Abstract

Economists and finance researchers have long recognized the “close relation between the measurement of inequality and the measurement of risk” (Breitmeyer et al., 2004). Economists today agree that a measure of income inequality must respect the Pigou-Dalton transfer principle, that is, inequality cannot increase with a transfer from a richer person to a poorer person. Finance researchers today agree that a measure of risk must respect the diversification principle, that is, risk cannot increase when portfolios are combined. Where did these convictions originate? While both principles were advocated early in their respective fields, they were not viewed as definitive until relatively recently. In both fields major empirical and theoretical efforts were mounted in support of various conceptualizations at odds with these two principles. For example, Robert Gibrat advocated the use of the variance of log income despite the fact it is inconsistent with the Pigou-Dalton principle.
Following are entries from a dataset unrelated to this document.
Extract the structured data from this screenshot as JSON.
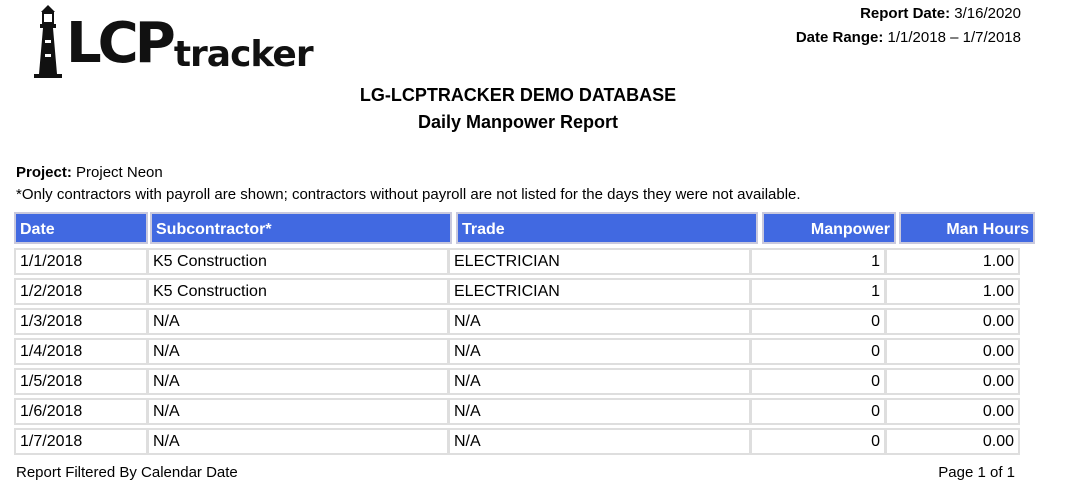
{
  "logo": {
    "lcp": "LCP",
    "tracker": "tracker"
  },
  "report_meta": {
    "report_date_label": "Report Date:",
    "report_date": "3/16/2020",
    "date_range_label": "Date Range:",
    "date_range": "1/1/2018 – 1/7/2018"
  },
  "title": {
    "line1": "LG-LCPTRACKER DEMO DATABASE",
    "line2": "Daily Manpower Report"
  },
  "project": {
    "label": "Project:",
    "name": "Project Neon"
  },
  "note": "*Only contractors with payroll are shown; contractors without payroll are not listed for the days they were not available.",
  "table": {
    "headers": [
      "Date",
      "Subcontractor*",
      "Trade",
      "Manpower",
      "Man Hours"
    ],
    "rows": [
      [
        "1/1/2018",
        "K5 Construction",
        "ELECTRICIAN",
        "1",
        "1.00"
      ],
      [
        "1/2/2018",
        "K5 Construction",
        "ELECTRICIAN",
        "1",
        "1.00"
      ],
      [
        "1/3/2018",
        "N/A",
        "N/A",
        "0",
        "0.00"
      ],
      [
        "1/4/2018",
        "N/A",
        "N/A",
        "0",
        "0.00"
      ],
      [
        "1/5/2018",
        "N/A",
        "N/A",
        "0",
        "0.00"
      ],
      [
        "1/6/2018",
        "N/A",
        "N/A",
        "0",
        "0.00"
      ],
      [
        "1/7/2018",
        "N/A",
        "N/A",
        "0",
        "0.00"
      ]
    ]
  },
  "footer": {
    "filter": "Report Filtered By Calendar Date",
    "page": "Page 1 of 1"
  },
  "colors": {
    "header_bg": "#4169E1",
    "header_text": "#ffffff",
    "cell_border": "#dedede"
  }
}
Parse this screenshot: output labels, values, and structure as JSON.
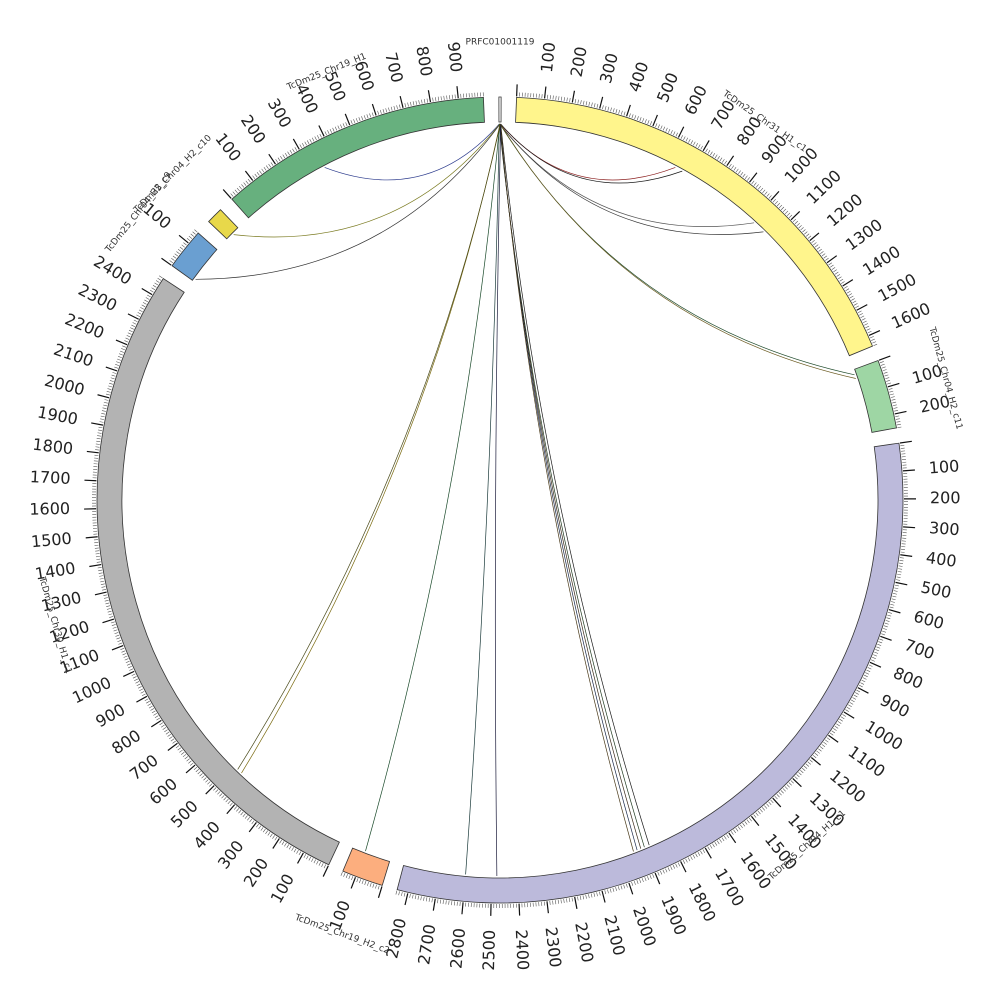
{
  "chart_data": {
    "type": "circos",
    "segments": [
      {
        "id": "PRFC01001119",
        "name": "PRFC01001119",
        "length": 8,
        "color": "#ffffff",
        "ticks": false
      },
      {
        "id": "chr31",
        "name": "TcDm25_Chr31_H1_c1",
        "length": 1640,
        "color": "#fff58c",
        "ticks": true
      },
      {
        "id": "chr04h2c11",
        "name": "TcDm25_Chr04_H2_c11",
        "length": 250,
        "color": "#9ed6a4",
        "ticks": true
      },
      {
        "id": "chr04h1c1",
        "name": "TcDm25_Chr04_H1_c1",
        "length": 2840,
        "color": "#bcbadb",
        "ticks": true
      },
      {
        "id": "chr19h2c2",
        "name": "TcDm25_Chr19_H2_c2",
        "length": 150,
        "color": "#fcae7e",
        "ticks": true
      },
      {
        "id": "chr30",
        "name": "TcDm25_Chr30_H1_c1",
        "length": 2470,
        "color": "#b3b3b3",
        "ticks": true
      },
      {
        "id": "chr04h2c9",
        "name": "TcDm25_Chr04_H2_c9",
        "length": 150,
        "color": "#6a9fd1",
        "ticks": true
      },
      {
        "id": "chr04h2c10",
        "name": "TcDm25_Chr04_H2_c10",
        "length": 60,
        "color": "#e8d84a",
        "ticks": false
      },
      {
        "id": "chr19h1",
        "name": "TcDm25_Chr19_H1",
        "length": 990,
        "color": "#67b07e",
        "ticks": true
      }
    ],
    "links": [
      {
        "from": "PRFC01001119",
        "to": "chr19h1",
        "pos": 350,
        "color": "#2b3a8c"
      },
      {
        "from": "PRFC01001119",
        "to": "chr04h2c10",
        "pos": 30,
        "color": "#7a7a20"
      },
      {
        "from": "PRFC01001119",
        "to": "chr04h2c9",
        "pos": 10,
        "color": "#333333"
      },
      {
        "from": "PRFC01001119",
        "to": "chr31",
        "pos": 640,
        "color": "#8c2020"
      },
      {
        "from": "PRFC01001119",
        "to": "chr31",
        "pos": 670,
        "color": "#1a1a1a"
      },
      {
        "from": "PRFC01001119",
        "to": "chr31",
        "pos": 1010,
        "color": "#555555"
      },
      {
        "from": "PRFC01001119",
        "to": "chr31",
        "pos": 1060,
        "color": "#333333"
      },
      {
        "from": "PRFC01001119",
        "to": "chr04h2c11",
        "pos": 20,
        "color": "#1e4a2a"
      },
      {
        "from": "PRFC01001119",
        "to": "chr04h2c11",
        "pos": 35,
        "color": "#6a5a20"
      },
      {
        "from": "PRFC01001119",
        "to": "chr04h1c1",
        "pos": 1880,
        "color": "#1a1a1a"
      },
      {
        "from": "PRFC01001119",
        "to": "chr04h1c1",
        "pos": 1900,
        "color": "#203a20"
      },
      {
        "from": "PRFC01001119",
        "to": "chr04h1c1",
        "pos": 1915,
        "color": "#3a2a1a"
      },
      {
        "from": "PRFC01001119",
        "to": "chr04h1c1",
        "pos": 1930,
        "color": "#1a2a4a"
      },
      {
        "from": "PRFC01001119",
        "to": "chr04h1c1",
        "pos": 1945,
        "color": "#4a3a1a"
      },
      {
        "from": "PRFC01001119",
        "to": "chr04h1c1",
        "pos": 2480,
        "color": "#1a1a3a"
      },
      {
        "from": "PRFC01001119",
        "to": "chr04h1c1",
        "pos": 2600,
        "color": "#1a3a3a"
      },
      {
        "from": "PRFC01001119",
        "to": "chr19h2c2",
        "pos": 100,
        "color": "#1a4a2a"
      },
      {
        "from": "PRFC01001119",
        "to": "chr30",
        "pos": 460,
        "color": "#7a6a10"
      },
      {
        "from": "PRFC01001119",
        "to": "chr30",
        "pos": 480,
        "color": "#4a4a1a"
      }
    ]
  }
}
In finance, value at risk (VaR), although it can violate the diversification principle, was widely advocated. People supporting research programs at odds with Pigou-Dalton or the diversification principle, based those programs on ambitious empirical and theoretical claims about distributions. Such claims could have been right and are not a priori or logically false. The purpose of this paper is to review these “at odds” conceptualizations, the types of arguments advanced for their legitimacy, and the reasons they have been given up.